The SCFHS 200–800 Scale Requires IRT-Based Scoring — Not Correct-Answer Percentages
Passing the SMLE requires a scaled score of 560 or above on the 200–800 SCFHS scale. This score is not equivalent to answering 70% of questions correctly — it is a psychometrically derived value based on question difficulty.

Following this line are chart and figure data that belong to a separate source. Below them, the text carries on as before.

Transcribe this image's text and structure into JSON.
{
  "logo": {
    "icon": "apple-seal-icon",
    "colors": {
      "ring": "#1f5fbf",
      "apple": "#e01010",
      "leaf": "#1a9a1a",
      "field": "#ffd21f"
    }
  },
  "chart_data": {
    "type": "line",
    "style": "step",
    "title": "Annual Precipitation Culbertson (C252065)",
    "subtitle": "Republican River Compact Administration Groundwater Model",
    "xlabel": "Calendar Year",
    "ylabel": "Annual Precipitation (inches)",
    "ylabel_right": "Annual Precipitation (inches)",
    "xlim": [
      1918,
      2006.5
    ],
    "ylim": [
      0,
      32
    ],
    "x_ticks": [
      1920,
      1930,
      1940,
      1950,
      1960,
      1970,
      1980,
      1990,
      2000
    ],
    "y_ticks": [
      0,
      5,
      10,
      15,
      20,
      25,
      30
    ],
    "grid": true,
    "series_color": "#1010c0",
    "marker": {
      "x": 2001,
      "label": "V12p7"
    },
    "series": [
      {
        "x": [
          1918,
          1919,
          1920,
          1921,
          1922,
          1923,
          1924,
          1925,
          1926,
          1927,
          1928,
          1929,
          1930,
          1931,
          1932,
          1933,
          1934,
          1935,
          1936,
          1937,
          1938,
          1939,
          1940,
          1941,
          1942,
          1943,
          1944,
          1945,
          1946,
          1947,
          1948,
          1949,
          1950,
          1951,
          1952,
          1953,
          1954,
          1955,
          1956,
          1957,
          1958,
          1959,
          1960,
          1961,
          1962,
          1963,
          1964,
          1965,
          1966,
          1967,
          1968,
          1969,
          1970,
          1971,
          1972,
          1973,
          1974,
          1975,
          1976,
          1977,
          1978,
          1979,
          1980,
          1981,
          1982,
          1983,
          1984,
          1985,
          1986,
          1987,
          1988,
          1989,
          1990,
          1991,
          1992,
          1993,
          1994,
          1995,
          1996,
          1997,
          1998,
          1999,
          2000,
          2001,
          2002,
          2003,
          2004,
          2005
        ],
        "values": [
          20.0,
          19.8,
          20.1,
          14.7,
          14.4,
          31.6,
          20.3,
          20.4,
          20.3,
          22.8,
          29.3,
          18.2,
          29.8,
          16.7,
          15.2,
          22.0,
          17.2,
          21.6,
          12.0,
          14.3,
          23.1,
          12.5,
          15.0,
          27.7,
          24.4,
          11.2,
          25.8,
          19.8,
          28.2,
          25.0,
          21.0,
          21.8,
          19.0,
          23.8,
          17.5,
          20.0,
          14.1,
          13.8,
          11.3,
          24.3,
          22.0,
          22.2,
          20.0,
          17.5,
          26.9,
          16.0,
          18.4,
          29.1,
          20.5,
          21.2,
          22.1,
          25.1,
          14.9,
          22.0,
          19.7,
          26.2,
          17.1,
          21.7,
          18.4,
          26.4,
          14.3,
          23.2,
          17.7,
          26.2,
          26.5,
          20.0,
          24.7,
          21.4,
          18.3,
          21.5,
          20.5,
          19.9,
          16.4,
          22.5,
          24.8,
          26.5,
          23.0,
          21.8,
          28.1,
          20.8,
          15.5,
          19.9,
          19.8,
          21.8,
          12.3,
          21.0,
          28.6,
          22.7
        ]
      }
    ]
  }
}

Human Doctor Auditing: Why AI-Generated SMLE Content Without Clinical Review Can Harm Exam Performance
AI-generated medical content can introduce plausible but clinically inaccurate distractors. On the SMLE, a single misconception from a poorly audited question can cost a student a passing score. Every content node on SMLEREVISE is reviewed and approved by a licensed Saudi doctor before publication.
Key Takeaways
📊Scaled Scoring
SMLEREVISE is the only platform that simulates the SCFHS 200–800 scaled score using IRT-lite difficulty weighting. This allows students to know exactly where they stand relative to the 560 passing threshold before exam day — not just what percentage of questions they got right.
🧠Medical Knowledge Graph
SMLEREVISE is the only platform that maps clinical concepts through a Medical Knowledge Graph (MKG) built specifically for SMLE clinical pathways. This allows students to understand how diseases, investigations, and Saudi MOH management protocols connect — eliminating isolated memorization.
🇸🇦Saudi-First Authorship
SMLEREVISE is the only platform whose content is built from the ground up by a licensed Saudi doctor using the SCFHS Blueprint and Saudi Ministry of Health protocols. This allows students to study clinical scenarios that reflect actual Saudi hospital practice — not American, British, or Canadian equivalents.
🤖Sina AI
SMLEREVISE is the only platform with Sina — instant concept clearing built into every question. Stuck on why an answer is right or wrong? Ask Sina directly inside the platform. No tab-switching, no googling, no generic AI chatbots. Explanations are grounded in SCFHS exam logic and Saudi clinical practice.
👨⚕️Human Doctor Audit
SMLEREVISE is the only platform where every content node is audited by a licensed human doctor before publication. This allows students to trust that every explanation, drug dosage, and clinical guideline reflects verified Saudi medical practice — not AI-generated content without clinical oversight.
🧬Semantic Deduplication
SMLEREVISE is the only SMLE platform that uses Google Embedding 2 vector similarity to eliminate redundant question variants. This means every MCQ in the bank tests a unique concept-clinical pattern — you never waste a revision hour on a question that is 94% identical to one you already solved.
Ready to Prepare the Right Way?
SMLEREVISE is the best question bank for SMLE exam — built from the ground up for the Saudi Medical Licensing Exam, with real SCFHS-scaled scoring, Saudi MOH-aligned content, and Sina for instant concept clearing without leaving the platform.